Entertainment

Does J. Law Need To "Grow Up"?

by Kelsea Stahler

There's something to be said for those who don't feign shock and awe when one celebrity, famed for her brand of haterade, speaks ill of another, so without any sense of disingenuous surprise, let it be known that Joan Rivers is slamming Jennifer Lawrence at the most wonderful time of the year. Wednesday, Rivers told the New York Post that Lawrence needs to "grow up," which of course causes a knee-jerk reaction in most of us that resembles certain memorable YouTube videos — leave Jennifer alone! But is Rivers right? Are we just hopped up on the JLaw Kool-Aid?

After much soul searching, the answer is a resounding "no." There's a reason Lawrence is a media darling, and that's because she either manages or deliberately calculates her rise above the muck. True, Lawrence's remarks in November regarding body image and practices on show like Rivers' Fashion Police likely made her a target for Rivers; Lawrence said: "[these shows] are showing these generations of young people to judge people based on all the wrong values and that it's OK to point at people and call them ugly or fat." She later suggested that it should be "illegal to call somebody fat on TV." This totally reasonable, no-nonsense statement was turned into "celebrity feud" fodder, so of course, now Rivers has to fire back.

Making her usual argument — that the industry is the way it is, so suck it up, sister — Rivers said, "My New Year’s resolution is [ensuring] Jennifer Lawrence grows up and realizes how lucky she is and calms down." Of course, she followed it up with the justification that Lawrence enjoys the benefit of the superficial magic wand, Photoshop, and thus couldn't possibly be the right messenger for the "stop fat-shaming" movement. "I love that she’s telling everyone how wrong it is to worry about retouching and body image, and meanwhile, she has been touched up more than a choir boy at the Vatican. Look at her posters. She doesn’t have a nose, she has two holes. She just has to learn, don’t talk if you’re doing it," added Rivers.

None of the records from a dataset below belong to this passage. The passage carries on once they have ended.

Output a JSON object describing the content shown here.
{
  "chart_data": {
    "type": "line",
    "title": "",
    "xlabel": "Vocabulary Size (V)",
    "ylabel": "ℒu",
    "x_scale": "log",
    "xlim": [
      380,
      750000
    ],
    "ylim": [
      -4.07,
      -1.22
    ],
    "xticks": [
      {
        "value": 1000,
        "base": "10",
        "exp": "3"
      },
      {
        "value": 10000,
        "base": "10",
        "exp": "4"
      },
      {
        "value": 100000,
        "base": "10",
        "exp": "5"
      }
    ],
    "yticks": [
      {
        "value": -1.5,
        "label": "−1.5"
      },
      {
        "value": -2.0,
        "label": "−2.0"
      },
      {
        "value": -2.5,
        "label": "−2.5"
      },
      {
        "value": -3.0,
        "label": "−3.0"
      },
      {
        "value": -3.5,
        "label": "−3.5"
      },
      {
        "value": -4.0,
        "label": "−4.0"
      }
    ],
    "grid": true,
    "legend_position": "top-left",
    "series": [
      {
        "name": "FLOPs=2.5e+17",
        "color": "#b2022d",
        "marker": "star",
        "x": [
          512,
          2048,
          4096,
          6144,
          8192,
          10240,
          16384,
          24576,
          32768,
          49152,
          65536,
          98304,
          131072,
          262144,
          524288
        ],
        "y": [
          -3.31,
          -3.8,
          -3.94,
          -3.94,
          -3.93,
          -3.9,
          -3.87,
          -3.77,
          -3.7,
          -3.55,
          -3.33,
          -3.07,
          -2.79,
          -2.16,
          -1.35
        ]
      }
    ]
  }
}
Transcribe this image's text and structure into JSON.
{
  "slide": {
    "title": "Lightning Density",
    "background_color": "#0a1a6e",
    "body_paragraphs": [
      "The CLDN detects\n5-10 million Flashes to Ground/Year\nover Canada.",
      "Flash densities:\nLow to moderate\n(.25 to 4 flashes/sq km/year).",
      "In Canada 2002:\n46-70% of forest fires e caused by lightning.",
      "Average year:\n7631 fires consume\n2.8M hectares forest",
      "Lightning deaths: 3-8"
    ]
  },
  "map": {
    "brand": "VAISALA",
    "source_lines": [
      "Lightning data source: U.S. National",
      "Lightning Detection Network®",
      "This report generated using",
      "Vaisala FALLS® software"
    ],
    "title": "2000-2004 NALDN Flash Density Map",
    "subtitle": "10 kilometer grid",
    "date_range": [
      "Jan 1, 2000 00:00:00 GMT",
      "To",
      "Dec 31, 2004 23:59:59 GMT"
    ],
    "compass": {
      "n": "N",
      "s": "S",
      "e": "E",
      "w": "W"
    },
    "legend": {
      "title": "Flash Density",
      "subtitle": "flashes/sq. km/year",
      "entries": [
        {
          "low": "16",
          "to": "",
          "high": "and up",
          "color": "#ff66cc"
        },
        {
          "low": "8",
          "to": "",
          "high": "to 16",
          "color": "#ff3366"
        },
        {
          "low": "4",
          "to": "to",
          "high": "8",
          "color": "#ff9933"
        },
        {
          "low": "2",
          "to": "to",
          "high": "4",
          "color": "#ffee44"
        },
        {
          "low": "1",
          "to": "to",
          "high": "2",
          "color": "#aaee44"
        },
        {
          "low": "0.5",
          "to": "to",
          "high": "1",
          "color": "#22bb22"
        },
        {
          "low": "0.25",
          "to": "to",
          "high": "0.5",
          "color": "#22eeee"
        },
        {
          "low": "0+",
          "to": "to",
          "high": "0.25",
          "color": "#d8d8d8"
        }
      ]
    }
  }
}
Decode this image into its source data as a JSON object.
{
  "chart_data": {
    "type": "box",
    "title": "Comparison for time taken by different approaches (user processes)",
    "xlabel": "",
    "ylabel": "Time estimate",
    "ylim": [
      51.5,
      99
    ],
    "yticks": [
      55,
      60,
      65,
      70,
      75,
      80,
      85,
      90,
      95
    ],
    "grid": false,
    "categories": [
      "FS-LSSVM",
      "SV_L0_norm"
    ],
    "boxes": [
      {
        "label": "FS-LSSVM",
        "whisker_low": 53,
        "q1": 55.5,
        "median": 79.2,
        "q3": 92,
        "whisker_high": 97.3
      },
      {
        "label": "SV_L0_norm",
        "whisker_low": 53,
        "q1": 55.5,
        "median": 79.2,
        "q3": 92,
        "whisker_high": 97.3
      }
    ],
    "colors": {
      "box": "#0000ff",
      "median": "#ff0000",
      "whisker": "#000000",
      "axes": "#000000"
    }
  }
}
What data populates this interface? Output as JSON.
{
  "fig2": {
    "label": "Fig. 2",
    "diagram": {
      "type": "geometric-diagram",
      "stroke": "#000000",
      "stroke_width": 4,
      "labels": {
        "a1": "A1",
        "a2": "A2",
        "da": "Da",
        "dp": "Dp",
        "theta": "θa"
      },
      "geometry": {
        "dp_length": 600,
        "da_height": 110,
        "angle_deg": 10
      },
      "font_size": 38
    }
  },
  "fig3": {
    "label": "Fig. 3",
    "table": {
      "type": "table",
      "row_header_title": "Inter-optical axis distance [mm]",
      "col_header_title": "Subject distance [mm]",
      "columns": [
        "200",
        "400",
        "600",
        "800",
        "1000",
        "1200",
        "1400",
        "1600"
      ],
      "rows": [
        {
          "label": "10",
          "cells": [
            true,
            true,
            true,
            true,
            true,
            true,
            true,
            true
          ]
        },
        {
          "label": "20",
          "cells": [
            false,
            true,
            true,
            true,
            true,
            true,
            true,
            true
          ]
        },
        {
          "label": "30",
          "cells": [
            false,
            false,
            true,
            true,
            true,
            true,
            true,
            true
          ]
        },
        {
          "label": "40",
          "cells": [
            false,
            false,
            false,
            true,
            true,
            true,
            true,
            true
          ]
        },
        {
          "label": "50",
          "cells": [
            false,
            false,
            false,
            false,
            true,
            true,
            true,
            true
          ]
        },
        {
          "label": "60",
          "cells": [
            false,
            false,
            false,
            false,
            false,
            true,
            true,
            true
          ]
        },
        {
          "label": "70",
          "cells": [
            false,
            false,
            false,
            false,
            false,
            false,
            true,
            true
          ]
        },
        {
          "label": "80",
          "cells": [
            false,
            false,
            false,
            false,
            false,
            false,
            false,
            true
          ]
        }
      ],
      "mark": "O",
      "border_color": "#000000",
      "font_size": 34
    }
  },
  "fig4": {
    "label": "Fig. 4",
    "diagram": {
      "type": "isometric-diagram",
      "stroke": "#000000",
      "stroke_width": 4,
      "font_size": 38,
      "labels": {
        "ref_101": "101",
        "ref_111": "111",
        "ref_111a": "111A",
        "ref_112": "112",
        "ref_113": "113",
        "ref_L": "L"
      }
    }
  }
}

Brendon Thorne/Getty Images News/Getty Images

Rivers has proved time and again she's got something of a free pass; her hurtful humor, like some more famous fat jokes about Adele, have brought out a few reactionary blog posts, but for the most part, she's still free to pop on TV with another basket full of insults. Being mean is her thing and we tend to just let her do it.

What's a bit more interesting is the way in which Rivers' comments about Lawrence bounce off the actress and back onto Rivers, who also told the Post Lawrence is "the next Meryl Streep." It's not that Lawrence is completely untouchable. Sure, the media loves to praise her for every little thing she does, but if she did something deplorable, it wouldn't go unnoticed. The issue is that unlike Rivers' other victims (Rihanna, Adele, and Justin Bieber, to name very, very few), who did nothing other than live their celebrity lives before getting the Joan Smackdown, Lawrence actually spoke about Rivers' insult practices and picked them out as something that's fostering body image issues in the U.S. Lawrence spoke up as a means of affecting change, rather than going with the hurtful flow. It makes more sense that Rivers would react, but it shook up business as usual — celebs completely ignoring what she says about them — and created an actual conversation about the old comedy standby.

So while Rivers has an arsenal of choir boy retorts at the ready — hell, that's why we know the name "Joan Rivers" in the first place — Lawrence was speaking frankly and touching on a rather important concept in contemporary media. It was refreshing that she didn't pull any punches when it came time to point fingers. Plus, Lawrence isn't simply standing on a soap box: she suffered from body image issues as a child struggling to become an actress. In October, Lawrence spoke out about the way in which body critiques from her childhood still hurt her to this day:

It was just the kind of shit that actresses have to go through. Somebody told me I was fat, that I was going to get fired if I didn’t lose a certain amount of weight. They brought in pictures of me where I was basically naked, and told me to use them as motivation for my diet.

And yes, publications and marketing folks have Photoshopped her and she knows it, but she's also the first to come out and say how unrealistic those images are and that no one actually looks like that in real life.

It's one thing to be the queen of mean, crude jokes and own it, which Rivers generally does effortlessly, but to keep up the back and forth, once Lawrence — one of the most influential voices in the world at the moment — has made it very clear that fat-shaming is not only a personal issue, but a very important issue for women everywhere, is beyond petty. Rivers has enjoyed executing plenty of punchlines in her ridiculously long career, does she need one more so badly that she's willing to tear down a woman who's doing something good for her fellow women? There's nothing comedic about that.